Eine Kolumne von Jan Fleischhauer



Die Islamisten im Irak köpfen und steinigen - trotzdem empfiehlt Margot Käßmann den Deutschen einen bedingungslosen Pazifismus. So viel Unempfindlichkeit für moralische Dilemmata ist verblüffend. Sogar der Kirche ist das Verständnis für das Teuflische abhanden gekommen.

Wir können dem Bösen bei seinem Werk zusehen. Wir müssen uns nur die Mühe machen, im Netz nach den Bildern zu suchen, mit denen die Soldaten des "Islamischen Staats" die Ernsthaftigkeit ihrer Überzeugung beglaubigen. Man sieht die abgeschlagenen Köpfe, mit denen sie die Plätze der Städte dekorieren, die sie auf ihrem Weg ins siebte Jahrhundert erobert haben. Man sieht die Frau, die ihre Steinigung erwartet, die Gefangenen, die um ihr Leben flehen, bevor sie auf Lastwagen verladen werden, um sie in der Wüste zu exekutieren, die Kreuzigung von Männern, die der Apostasie angeklagt wurden.

Wer hätte gedacht, dass sich in einer Weltgegend, die in den vergangenen Jahrzehnten eine Barbarei unfassbaren Ausmaßes erlebt hat, die Grausamkeit noch steigern lässt. Wo die Jünger des Kalifats einfallen, um ihr Reich zu errichten, ist jeder ein Feind, der ein Leben in der Moderne dem Mittelalter vorzieht: die Christen, die Juden, die Kurden, aber auch alle Muslime, die nach Meinung der neuen Herren nicht fromm genug sind.

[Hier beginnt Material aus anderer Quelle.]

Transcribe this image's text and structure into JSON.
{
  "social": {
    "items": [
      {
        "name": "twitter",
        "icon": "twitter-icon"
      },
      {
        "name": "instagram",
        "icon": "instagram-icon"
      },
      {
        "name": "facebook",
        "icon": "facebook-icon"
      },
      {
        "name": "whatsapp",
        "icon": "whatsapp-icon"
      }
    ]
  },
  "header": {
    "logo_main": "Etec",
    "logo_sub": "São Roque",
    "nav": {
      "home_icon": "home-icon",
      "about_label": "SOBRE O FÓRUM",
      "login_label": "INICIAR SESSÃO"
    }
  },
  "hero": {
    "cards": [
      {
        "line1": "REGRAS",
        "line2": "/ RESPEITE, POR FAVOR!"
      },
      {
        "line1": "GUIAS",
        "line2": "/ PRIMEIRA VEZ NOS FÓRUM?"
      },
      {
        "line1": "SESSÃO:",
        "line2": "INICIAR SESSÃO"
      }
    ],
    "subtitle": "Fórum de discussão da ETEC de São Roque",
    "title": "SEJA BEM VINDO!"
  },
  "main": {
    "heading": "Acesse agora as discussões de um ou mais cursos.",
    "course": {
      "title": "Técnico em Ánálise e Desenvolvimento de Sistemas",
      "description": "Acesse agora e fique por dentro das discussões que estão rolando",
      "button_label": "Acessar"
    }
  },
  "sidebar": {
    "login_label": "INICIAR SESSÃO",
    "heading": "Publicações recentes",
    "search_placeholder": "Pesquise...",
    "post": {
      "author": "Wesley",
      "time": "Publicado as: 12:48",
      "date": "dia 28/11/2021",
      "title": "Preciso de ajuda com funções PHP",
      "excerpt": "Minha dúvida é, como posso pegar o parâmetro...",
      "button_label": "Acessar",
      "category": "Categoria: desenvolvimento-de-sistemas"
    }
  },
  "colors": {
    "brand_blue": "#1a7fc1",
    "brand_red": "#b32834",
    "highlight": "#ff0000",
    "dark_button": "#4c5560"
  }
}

Man sollte die Bilder aus dem Irak im Kopf haben, wenn man die Empfehlungen liest, die Margot Käßmann, die ehemalige Ratsvorsitzende der evangelischen Kirche, zum Umgang mit Gewalt und Terror gibt. Auf drei Seiten hat Käßmann im SPIEGEL-Interview ausgeführt, warum es keinen "gerechten Krieg" geben könne und der Einsatz von Waffen immer falsch sei. Es ist nicht das erste Mal, dass sie sich zu dem Thema äußert, aber es ist das erste Mal, dass sie so weit geht, Deutschland zu empfehlen, sich Costa Rica als Vorbild zu nehmen. Costa Rica hat nicht nur viel Urwald, sondern auch keine Armee - aus deutscher Sicht zwei Gründe, dort so etwas wie das gelobte Land zu sehen.

Bemerkenswert ist nicht die Unbedingtheit des Pazifismus, wie ihn Käßmann verkörpert, oder die fröhliche Unempfindlichkeit für die moralischen Dilemmata des Gewaltverzichts. Das eigentlich Erstaunliche ist, dass nicht einmal eine deutschlandweit bekannte Theologin noch eine Vorstellung vom Bösen zu haben scheint. Bei einer Vertreterin der Kirche sollte man eigentlich ein Verständnis für die Natur des Teuflischen erwarten können - das Denken in metaphysischen Kategorien war zwei Jahrtausende lang das Privileg dieser Institution. Aber das Einzige, was davon übrig geblieben ist, ist die Verteufelung von allem, was schießt.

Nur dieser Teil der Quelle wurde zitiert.